Researchers may perform their own preprocessing of the data as we have here. I point to this paper as an example of researchers using the dataset because it is a popular dataset, not as an example of someone using it without preprocessing. In fact, I think this paper is so important it got it’s own chapter.

9.3.1 Keep asking “why?”

Now that we’ve reached the end, did we answer all the questions we set out to answer? Did you come up with other questions while we worked through this? If we created a similar dataset from scratch today, what would you do differently?

9.4 Unsupervised learning data

The IMDB dataset includes an unsupervised learning dataset. The unsupervised set has no ratings and no labels. It’s just reviews. Like the train and test set we’ve already gone over, the same principle of deduplication applies and that’s really all we need.

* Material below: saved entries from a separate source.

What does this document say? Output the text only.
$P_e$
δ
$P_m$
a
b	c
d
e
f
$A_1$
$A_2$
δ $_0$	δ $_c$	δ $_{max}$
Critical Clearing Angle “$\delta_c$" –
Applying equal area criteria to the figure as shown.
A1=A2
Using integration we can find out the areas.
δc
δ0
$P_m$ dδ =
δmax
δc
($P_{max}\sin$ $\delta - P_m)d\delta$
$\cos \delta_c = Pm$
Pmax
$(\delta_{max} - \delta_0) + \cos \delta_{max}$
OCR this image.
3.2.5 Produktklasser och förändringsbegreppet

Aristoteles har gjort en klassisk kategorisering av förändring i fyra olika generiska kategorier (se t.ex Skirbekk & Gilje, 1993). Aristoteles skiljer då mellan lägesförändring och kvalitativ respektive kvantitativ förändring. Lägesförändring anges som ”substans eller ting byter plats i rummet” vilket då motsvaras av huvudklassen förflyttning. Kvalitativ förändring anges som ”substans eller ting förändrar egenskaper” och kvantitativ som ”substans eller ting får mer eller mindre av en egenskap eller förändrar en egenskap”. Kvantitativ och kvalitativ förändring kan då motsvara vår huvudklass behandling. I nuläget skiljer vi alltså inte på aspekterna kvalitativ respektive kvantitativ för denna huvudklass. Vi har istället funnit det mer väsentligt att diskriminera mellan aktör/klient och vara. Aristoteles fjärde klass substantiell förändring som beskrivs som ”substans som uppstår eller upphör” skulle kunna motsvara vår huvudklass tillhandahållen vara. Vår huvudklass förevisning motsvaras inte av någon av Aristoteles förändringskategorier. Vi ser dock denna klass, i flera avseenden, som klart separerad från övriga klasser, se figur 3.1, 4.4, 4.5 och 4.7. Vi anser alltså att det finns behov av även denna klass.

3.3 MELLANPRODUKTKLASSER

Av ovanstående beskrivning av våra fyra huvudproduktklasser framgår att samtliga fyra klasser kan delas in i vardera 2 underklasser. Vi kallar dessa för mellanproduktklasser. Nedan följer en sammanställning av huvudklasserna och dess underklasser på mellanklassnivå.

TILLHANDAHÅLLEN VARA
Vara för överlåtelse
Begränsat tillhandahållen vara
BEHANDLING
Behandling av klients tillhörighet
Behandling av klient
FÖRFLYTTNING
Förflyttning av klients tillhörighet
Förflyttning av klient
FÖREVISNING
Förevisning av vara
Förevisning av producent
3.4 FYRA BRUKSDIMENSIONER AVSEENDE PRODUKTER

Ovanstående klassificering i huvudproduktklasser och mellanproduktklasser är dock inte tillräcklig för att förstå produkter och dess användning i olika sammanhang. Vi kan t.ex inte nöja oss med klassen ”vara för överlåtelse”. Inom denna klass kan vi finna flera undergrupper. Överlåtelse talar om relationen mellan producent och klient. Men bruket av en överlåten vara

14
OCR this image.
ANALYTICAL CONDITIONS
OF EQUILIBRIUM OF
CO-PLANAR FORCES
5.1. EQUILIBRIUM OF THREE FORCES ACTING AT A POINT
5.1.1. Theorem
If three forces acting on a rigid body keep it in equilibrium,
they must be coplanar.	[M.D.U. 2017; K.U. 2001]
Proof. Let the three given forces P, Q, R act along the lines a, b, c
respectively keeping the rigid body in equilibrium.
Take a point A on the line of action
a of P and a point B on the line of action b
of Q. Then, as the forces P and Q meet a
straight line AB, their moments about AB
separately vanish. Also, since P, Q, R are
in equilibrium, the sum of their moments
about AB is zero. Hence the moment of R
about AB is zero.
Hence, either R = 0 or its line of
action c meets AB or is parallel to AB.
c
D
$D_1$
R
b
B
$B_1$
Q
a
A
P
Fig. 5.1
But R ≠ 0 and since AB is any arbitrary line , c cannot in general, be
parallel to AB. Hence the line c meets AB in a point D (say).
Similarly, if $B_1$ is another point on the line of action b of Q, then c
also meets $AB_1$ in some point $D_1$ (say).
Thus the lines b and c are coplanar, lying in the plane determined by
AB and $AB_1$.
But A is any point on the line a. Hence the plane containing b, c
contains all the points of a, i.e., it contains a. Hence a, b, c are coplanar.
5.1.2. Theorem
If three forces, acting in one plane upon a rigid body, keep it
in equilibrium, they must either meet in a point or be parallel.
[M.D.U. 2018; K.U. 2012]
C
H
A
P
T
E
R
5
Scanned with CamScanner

def get_unsup_data(dedup=True):
    """
    Return a `pd.DataFrame` with the unsupervised data.
    """
    rv = get_review_data(
        data_path / "train/unsup",
        data_path / "train/urls_unsup.txt",
        dedup,
    )
    rv.drop(columns="rating", inplace=True)
    # Drop the ratings column since every review in the
    # unsupervised set is given a rating of 0 regardless
    # of what it's rating is.
    return rv


unsup_df = get_unsup_data()
unsup_df.shape
(49507, 3)
unsup_df["movie_id"].value_counts().head()
movie_id
tt0325596    30
tt0086856    30
tt0758053    30
tt0284850    30
tt0469062    30
Name: count, dtype: int64

Ok, we’re really done now. Thanks for bearing with me. Cleaning data is probably my least favorite part of machine learning because it can feel like busy work, but it’s so important. Even if you leave the dataset the way you found it, it’s a great opportunity to learn about the dataset before you do any modeling. I often find that data cleaning is an ongoing process as I build machine learning models because the models can point to oddities in the data I never saw during my initial exploration. You will find article after article about how machine learning works, with little discussion of how the data was prepared. I want you to walk away from this chapter knowing that cleaning data, analysis, and machine learning are all intertwined.